I saw this idea on Pinterest and thought it would be cool to make for Eden’s room. We had an old lamp at home that had a silver base and wasn’t too dated. I figured the lamp itself would fit with the decor, but in order to pull this off, I needed to find a “drum shade” (one that has the same diameter at both the top and bottom without tapering). Strangely it was hard to find one. I finally found a brand new one on Kijiji for $5. It didn’t fit well, but I simply flipped it upside down and glued a rubber washer to the bottom edge. This slipped over the light bulb socket and the rubber made for a tighter fit, so the shade didn’t wobble. Once the bulb was screwed in, it was pretty much secured in place despite it not being a custom fit.
City Scape Lamp Shade:
- black drum shade
- image of a city skyline
- needle/pin or even a cake tester (something pointy)*
To make the city scape, I found a silhouette image on-line and then copied it and traced it onto my red shade. I was actually doing some trial and error because I did not find a tutorial for making it, just a picture of the finished product. I wasn’t sure if I should put the holes through the recovered shade or just have it shine through the holes of the red. So, I initially traced my picture on red and then poked holes through the red before I covered it in black. (In the end, I had to make the holes through the black as well as the holes weren’t very visible, so don’t do this as it was a waste of time. However, because the red would not be my finished surface, I traced directly onto the fabric. If I had already covered it, this would not have been an option. Instead, I would have cut out the city scape and then taped it to the shade. I would have then used it to create negative space without tracing.)

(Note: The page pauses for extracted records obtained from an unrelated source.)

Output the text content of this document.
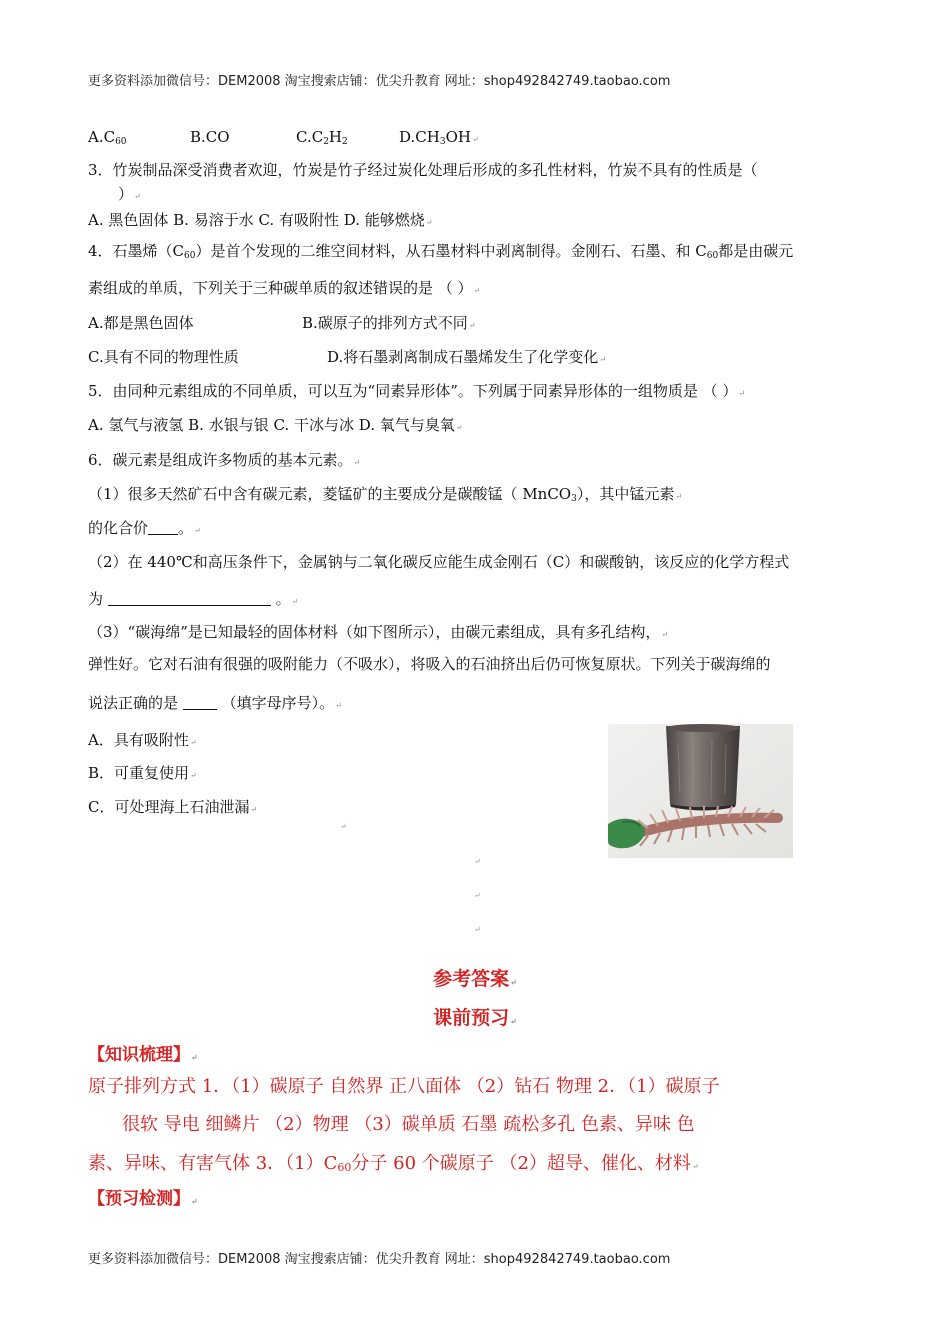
更多资料添加微信号：DEM2008 淘宝搜索店铺：优尖升教育 网址：shop492842749.taobao.com
$A.C_{60}$	B.CO	$C.C_2H_2$	$D.CH_3OH↵$
3．竹炭制品深受消费者欢迎，竹炭是竹子经过炭化处理后形成的多孔性材料，竹炭不具有的性质是（
）↵
A. 黑色固体 B. 易溶于水 C. 有吸附性 D. 能够燃烧↵
4．石墨烯$(C_{60})$是首个发现的二维空间材料，从石墨材料中剥离制得。金刚石、石墨、和 $C_{60}$都是由碳元
素组成的单质，下列关于三种碳单质的叙述错误的是 （ ）↵
A.都是黑色固体	B.碳原子的排列方式不同↵
C.具有不同的物理性质	D.将石墨剥离制成石墨烯发生了化学变化↵
5．由同种元素组成的不同单质，可以互为“同素异形体”。下列属于同素异形体的一组物质是 （ ）↵
A. 氢气与液氢 B. 水银与银 C. 干冰与冰 D. 氧气与臭氧↵
6．碳元素是组成许多物质的基本元素。↵
（1）很多天然矿石中含有碳元素，菱锰矿的主要成分是碳酸锰（ MnCO$_3$），其中锰元素↵
的化合价 。↵
（2）在 440℃和高压条件下，金属钠与二氧化碳反应能生成金刚石（C）和碳酸钠，该反应的化学方程式
为	。↵
（3）“碳海绵”是已知最轻的固体材料（如下图所示），由碳元素组成，具有多孔结构，↵
弹性好。它对石油有很强的吸附能力（不吸水），将吸入的石油挤出后仍可恢复原状。下列关于碳海绵的
说法正确的是	（填字母序号）。↵
A．具有吸附性↵
B．可重复使用↵
C．可处理海上石油泄漏↵
↵
↵
↵
↵
参考答案↵
课前预习↵
【知识梳理】↵
原子排列方式 1．（1）碳原子 自然界 正八面体 （2）钻石 物理 2．（1）碳原子
很软 导电 细鳞片 （2）物理 （3）碳单质 石墨 疏松多孔 色素、异味 色
素、异味、有害气体 3．（1）C60分子 60 个碳原子 （2）超导、催化、材料↵
【预习检测】↵
更多资料添加微信号：DEM2008 淘宝搜索店铺：优尖升教育 网址：shop492842749.taobao.com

Once the city skyline is taped in place (in my case it was traced on red shade), begin to poke holes along the entire sky line almost like you are tracing it with pin pokes. I was a little tentative and made the holes quite small at first, but ended up going over them all a second time so that they allowed enough light to pass through. You need to create the skyline with the holes before adding random poke holes throughout the “night sky”. Basically your buildings become negative space and there are no holes in this portion, but you can randomly add holes anywhere above that line. Although I didn’t make an exact line across the top, I generally tried to keep a 3/4″ no poke zone that looks a bit like a top border even though the pokes are still random at the top.
Because mine was red and the colour wouldn’t work for the project, I picked up a few dollars worth of black taffeta at the fabric store. I used spray adhesive I had on hand and simply sprayed the shade lightly and then carefully laid the fabric over it to get even coverage. I folded over the top and bottom edges and then added a little rim of ribbon with my hot glue gun, along the inside edges. The finished ribbon edge sat just under the lip on the top and just above the lip on the bottom. It really isn’t visible from the outside, but gives the edge more of a finished look. The interior is still red, but it works because red is in fact the accent colour in her room.
The finished effect is a bit underwhelming, but I love how it adds to the overall theme in such a subtle way. It really adds to the ambiance of her sitting area.
*When poking the holes, I found that if the tool was tapered, it was easier to poke through and you could get a better hole in the end. I also found that my fingers got sore after a while and that the cake tester with the rounded end on it was easier to push through that the needle.